Currently, users must stitch together external systems like:
AWS Lambda + EventBridge
Argo Events with custom S3 event sources
Manual cron jobs or polling loops
This adds infrastructure complexity, external dependencies, and friction in building reactive pipelines.
Proposed Solution
✅ Proposed Solution
Introduce a lightweight pattern for "sensor-like" polling flows that:
Can run on a cadence via @schedule (e.g., every 10 minutes).
Check a data source (e.g., S3, a database, etc.).
Emit an event or trigger another flow when conditions are met (e.g., a new file appears).
This doesn't require a full sensor abstraction, but can be encouraged via:
A documented pattern or utility base class like PollingSensorFlowSpec.
Best practices for storing state (last_seen_key) using artifacts or S3.
Built-in support for launching flows programmatically via metaflow.client.run() from within Metaflow itself.
Example
@schedule(minutes=10)
class S3PollingFlow(FlowSpec):
@step
def start(self):
# Check for new S3 files, compare with last seen state
# If found, trigger downstream flow
self.next(self.end)
@step
def end(self):
pass
This approach is conceptually similar to how sensors are implemented in other systems like Airflow (via polling).
I would love to contribute this feature 🎧
Hi, we implemented this at Outerbounds (see here), which may offer some inspiration.
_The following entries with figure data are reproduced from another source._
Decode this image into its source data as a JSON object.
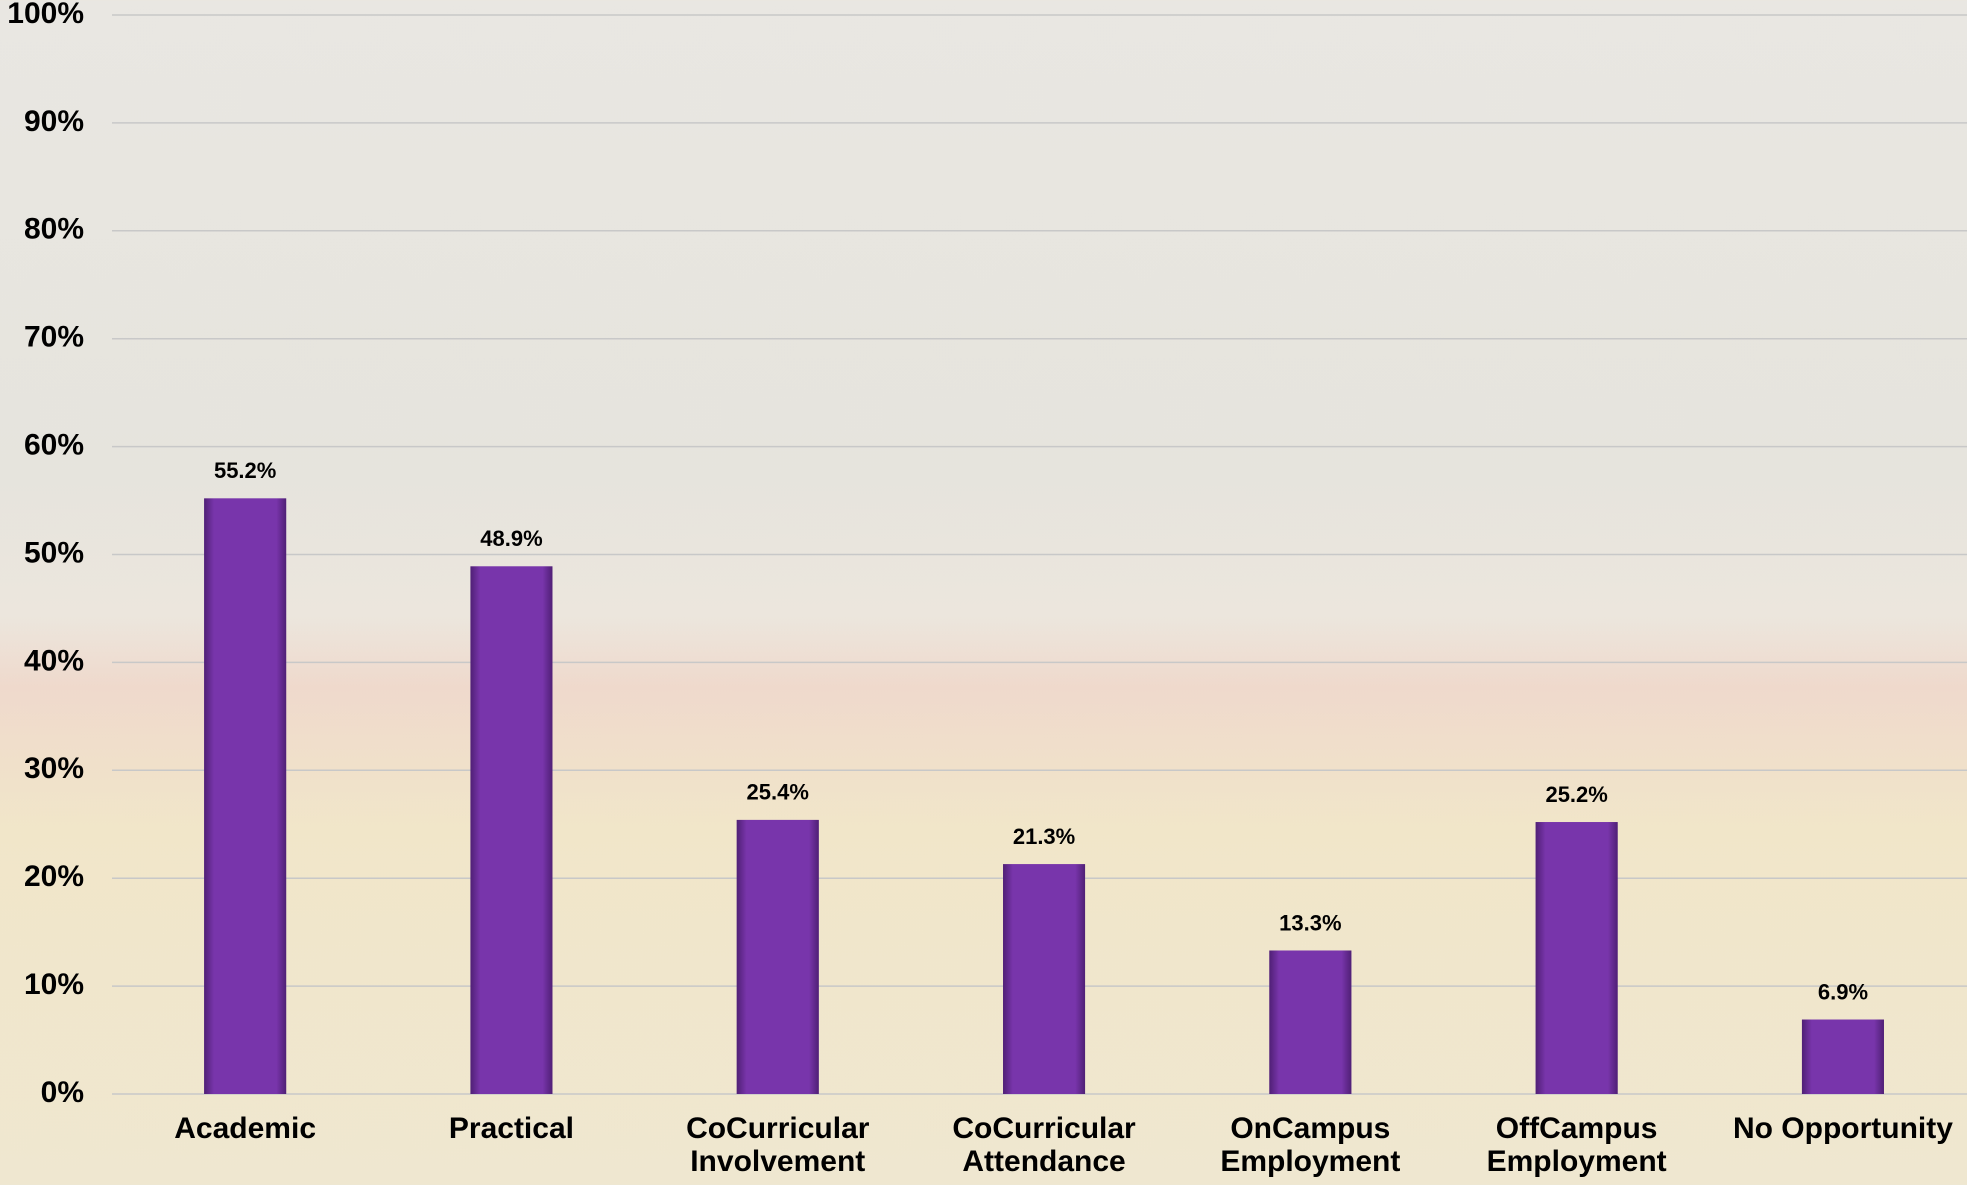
{
  "chart_data": {
    "type": "bar",
    "categories": [
      "Academic",
      "Practical",
      "CoCurricular Involvement",
      "CoCurricular Attendance",
      "OnCampus Employment",
      "OffCampus Employment",
      "No Opportunity"
    ],
    "values": [
      55.2,
      48.9,
      25.4,
      21.3,
      13.3,
      25.2,
      6.9
    ],
    "value_labels": [
      "55.2%",
      "48.9%",
      "25.4%",
      "21.3%",
      "13.3%",
      "25.2%",
      "6.9%"
    ],
    "color": "#7030a0",
    "ylim": [
      0,
      100
    ],
    "yticks": [
      {
        "value": 0,
        "label": "0%"
      },
      {
        "value": 10,
        "label": "10%"
      },
      {
        "value": 20,
        "label": "20%"
      },
      {
        "value": 30,
        "label": "30%"
      },
      {
        "value": 40,
        "label": "40%"
      },
      {
        "value": 50,
        "label": "50%"
      },
      {
        "value": 60,
        "label": "60%"
      },
      {
        "value": 70,
        "label": "70%"
      },
      {
        "value": 80,
        "label": "80%"
      },
      {
        "value": 90,
        "label": "90%"
      },
      {
        "value": 100,
        "label": "100%"
      }
    ],
    "grid": true
  }
}
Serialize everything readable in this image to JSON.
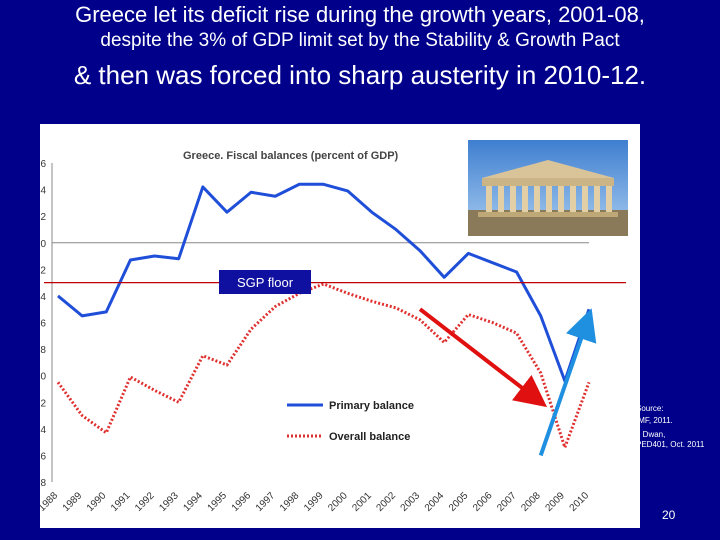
{
  "slide": {
    "title_line1": "Greece let its deficit rise during the growth years, 2001-08,",
    "title_line2": "despite the 3% of GDP limit set by the Stability & Growth Pact",
    "title_line3": "& then was forced into sharp austerity in 2010-12.",
    "source_1": "Source:",
    "source_2": "IMF, 2011.",
    "source_3": "I. Dwan,",
    "source_4": "PED401, Oct. 2011",
    "page_number": "20"
  },
  "chart_data": {
    "type": "line",
    "title": "Greece. Fiscal balances (percent of GDP)",
    "x": [
      "1988",
      "1989",
      "1990",
      "1991",
      "1992",
      "1993",
      "1994",
      "1995",
      "1996",
      "1997",
      "1998",
      "1999",
      "2000",
      "2001",
      "2002",
      "2003",
      "2004",
      "2005",
      "2006",
      "2007",
      "2008",
      "2009",
      "2010"
    ],
    "yticks": [
      "6",
      "4",
      "2",
      "0",
      "-2",
      "-4",
      "-6",
      "-8",
      "-10",
      "-12",
      "-14",
      "-16",
      "-18"
    ],
    "ylim": [
      -18,
      6
    ],
    "series": [
      {
        "name": "Primary balance",
        "color": "#1f4fd8",
        "style": "solid",
        "values": [
          -4,
          -5.5,
          -5.2,
          -1.3,
          -1,
          -1.2,
          4.2,
          2.3,
          3.8,
          3.5,
          4.4,
          4.4,
          3.9,
          2.3,
          1,
          -0.6,
          -2.6,
          -0.8,
          -1.5,
          -2.2,
          -5.5,
          -10.4,
          -5
        ]
      },
      {
        "name": "Overall balance",
        "color": "#e03030",
        "style": "dotted",
        "values": [
          -10.5,
          -13,
          -14.3,
          -10.1,
          -11.1,
          -12,
          -8.5,
          -9.2,
          -6.5,
          -4.8,
          -3.8,
          -3.1,
          -3.8,
          -4.4,
          -4.9,
          -5.8,
          -7.5,
          -5.4,
          -6,
          -6.8,
          -9.8,
          -15.4,
          -10.5
        ]
      }
    ],
    "reference_line": {
      "label": "SGP floor",
      "value": -3,
      "color": "#c00000"
    },
    "annotations": [
      {
        "type": "arrow",
        "color": "#e01010",
        "from": {
          "x": "2003",
          "y": -5
        },
        "to": {
          "x": "2008",
          "y": -12
        }
      },
      {
        "type": "arrow",
        "color": "#1f8fe0",
        "from": {
          "x": "2008",
          "y": -16
        },
        "to": {
          "x": "2010",
          "y": -5.5
        }
      }
    ],
    "grid": false,
    "legend": "bottom-center"
  }
}
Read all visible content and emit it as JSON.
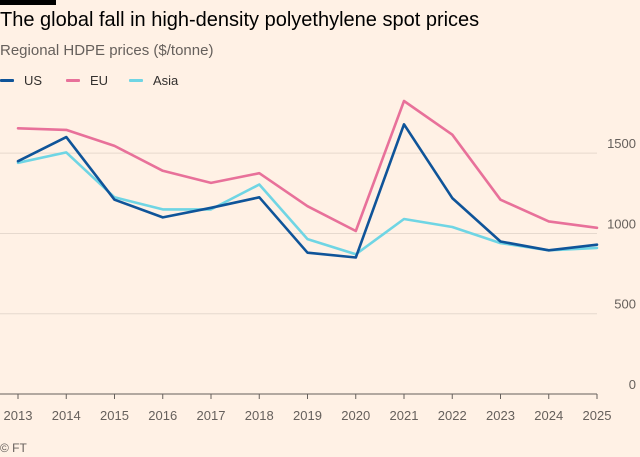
{
  "header": {
    "title": "The global fall in high-density polyethylene spot prices",
    "subtitle": "Regional HDPE prices ($/tonne)"
  },
  "footer": {
    "source": "© FT"
  },
  "colors": {
    "background": "#FFF1E5",
    "US": "#0F5499",
    "EU": "#E8719A",
    "Asia": "#6FD5E4",
    "grid": "#E6D9CE",
    "axis": "#66605C"
  },
  "chart_data": {
    "type": "line",
    "title": "The global fall in high-density polyethylene spot prices",
    "subtitle": "Regional HDPE prices ($/tonne)",
    "xlabel": "",
    "ylabel": "",
    "x": [
      "2013",
      "2014",
      "2015",
      "2016",
      "2017",
      "2018",
      "2019",
      "2020",
      "2021",
      "2022",
      "2023",
      "2024",
      "2025"
    ],
    "ylim": [
      0,
      1800
    ],
    "yticks": [
      0,
      500,
      1000,
      1500
    ],
    "grid": true,
    "legend_position": "top-left",
    "series": [
      {
        "name": "US",
        "color": "#0F5499",
        "values": [
          1450,
          1600,
          1210,
          1100,
          1160,
          1225,
          880,
          850,
          1680,
          1220,
          950,
          895,
          930
        ]
      },
      {
        "name": "EU",
        "color": "#E8719A",
        "values": [
          1655,
          1645,
          1545,
          1390,
          1315,
          1375,
          1170,
          1015,
          1825,
          1615,
          1210,
          1075,
          1035
        ]
      },
      {
        "name": "Asia",
        "color": "#6FD5E4",
        "values": [
          1440,
          1505,
          1225,
          1150,
          1150,
          1305,
          965,
          870,
          1090,
          1040,
          940,
          895,
          910
        ]
      }
    ]
  }
}
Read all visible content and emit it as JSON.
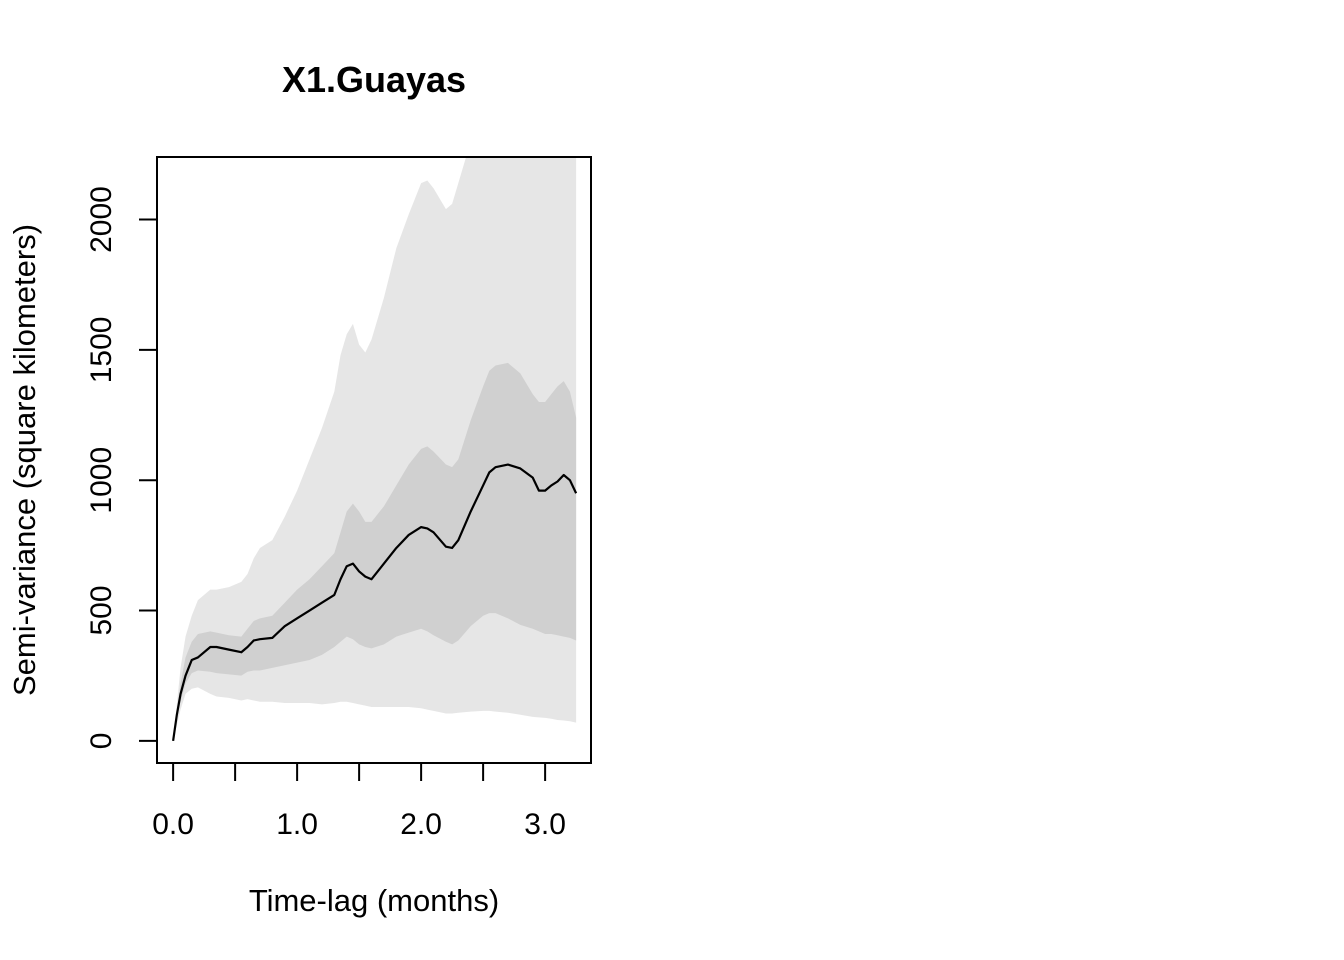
{
  "chart_data": {
    "type": "line",
    "title": "X1.Guayas",
    "xlabel": "Time-lag (months)",
    "ylabel": "Semi-variance (square kilometers)",
    "xlim": [
      -0.13,
      3.37
    ],
    "ylim": [
      -85,
      2240
    ],
    "x_ticks": [
      0.0,
      0.5,
      1.0,
      1.5,
      2.0,
      2.5,
      3.0
    ],
    "x_tick_labels": [
      "0.0",
      "",
      "1.0",
      "",
      "2.0",
      "",
      "3.0"
    ],
    "y_ticks": [
      0,
      500,
      1000,
      1500,
      2000
    ],
    "y_tick_labels": [
      "0",
      "500",
      "1000",
      "1500",
      "2000"
    ],
    "colors": {
      "outer_band": "#e6e6e6",
      "inner_band": "#d0d0d0",
      "line": "#000000"
    },
    "series": [
      {
        "x": [
          0.0,
          0.03,
          0.06,
          0.1,
          0.15,
          0.2,
          0.3,
          0.35,
          0.45,
          0.55,
          0.6,
          0.65,
          0.7,
          0.8,
          0.9,
          1.0,
          1.1,
          1.2,
          1.3,
          1.35,
          1.4,
          1.45,
          1.5,
          1.55,
          1.6,
          1.7,
          1.8,
          1.9,
          2.0,
          2.05,
          2.1,
          2.2,
          2.25,
          2.3,
          2.4,
          2.5,
          2.55,
          2.6,
          2.7,
          2.8,
          2.9,
          2.95,
          3.0,
          3.05,
          3.1,
          3.15,
          3.2,
          3.25
        ],
        "y": [
          0,
          100,
          180,
          250,
          310,
          320,
          360,
          360,
          350,
          340,
          360,
          385,
          390,
          395,
          440,
          470,
          500,
          530,
          560,
          620,
          670,
          680,
          650,
          630,
          620,
          680,
          740,
          790,
          820,
          815,
          800,
          745,
          740,
          770,
          880,
          980,
          1030,
          1050,
          1060,
          1045,
          1010,
          960,
          960,
          980,
          995,
          1020,
          1000,
          950
        ],
        "lower_inner": [
          0,
          80,
          150,
          220,
          260,
          270,
          265,
          260,
          255,
          250,
          265,
          270,
          270,
          280,
          290,
          300,
          310,
          330,
          360,
          380,
          400,
          390,
          370,
          360,
          355,
          370,
          400,
          415,
          430,
          420,
          405,
          380,
          370,
          385,
          440,
          480,
          490,
          490,
          470,
          445,
          430,
          420,
          410,
          410,
          405,
          400,
          395,
          385
        ],
        "upper_inner": [
          0,
          120,
          220,
          320,
          380,
          410,
          420,
          415,
          405,
          400,
          430,
          460,
          470,
          480,
          530,
          580,
          620,
          670,
          720,
          800,
          880,
          910,
          880,
          840,
          840,
          900,
          980,
          1060,
          1120,
          1130,
          1110,
          1060,
          1050,
          1080,
          1230,
          1360,
          1420,
          1440,
          1450,
          1410,
          1330,
          1300,
          1300,
          1330,
          1360,
          1380,
          1340,
          1240
        ],
        "lower_outer": [
          0,
          60,
          120,
          180,
          200,
          205,
          180,
          170,
          165,
          155,
          160,
          155,
          150,
          150,
          145,
          145,
          145,
          140,
          145,
          150,
          150,
          145,
          140,
          135,
          130,
          130,
          130,
          130,
          125,
          120,
          115,
          105,
          105,
          108,
          112,
          115,
          115,
          112,
          108,
          100,
          92,
          90,
          88,
          85,
          80,
          78,
          75,
          70
        ],
        "upper_outer": [
          0,
          140,
          280,
          400,
          480,
          540,
          580,
          580,
          590,
          610,
          640,
          700,
          740,
          770,
          860,
          960,
          1080,
          1200,
          1340,
          1480,
          1560,
          1600,
          1520,
          1490,
          1540,
          1700,
          1890,
          2020,
          2140,
          2150,
          2120,
          2040,
          2060,
          2140,
          2300,
          2400,
          2450,
          2500,
          2550,
          2600,
          2650,
          2700,
          2750,
          2780,
          2800,
          2820,
          2840,
          2850
        ]
      }
    ]
  }
}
Everything should work on open-source Metaflow with no/minimal change, assuming an Argo Workflows enabled Metaflow deployment.
Happy to review or help you implement any modifications needed.
@emattia That sounds awesome, I will try to go through the code and create a PR. Just one last question
It is okay to have this functionality in OSS version of metaflow right ? Since ik outerbounds is closed source just clarifying 😄
@Atharva-Phatak yes, it should work seamlessly with an open-source deployment. The Outerbounds-specific piece is that 1) we reference "integrations" in that repo, a closed source feature, but from this repo's perspective AWS Secrets Manager will do the job, and 2) we assume argo-workflows for event triggering, so step functions wouldn't really work for deploying and triggering flows like this.
@emattia I have started to work on initial PR here : https://github.com/Netflix/metaflow/pull/2475. Will update you once implemented.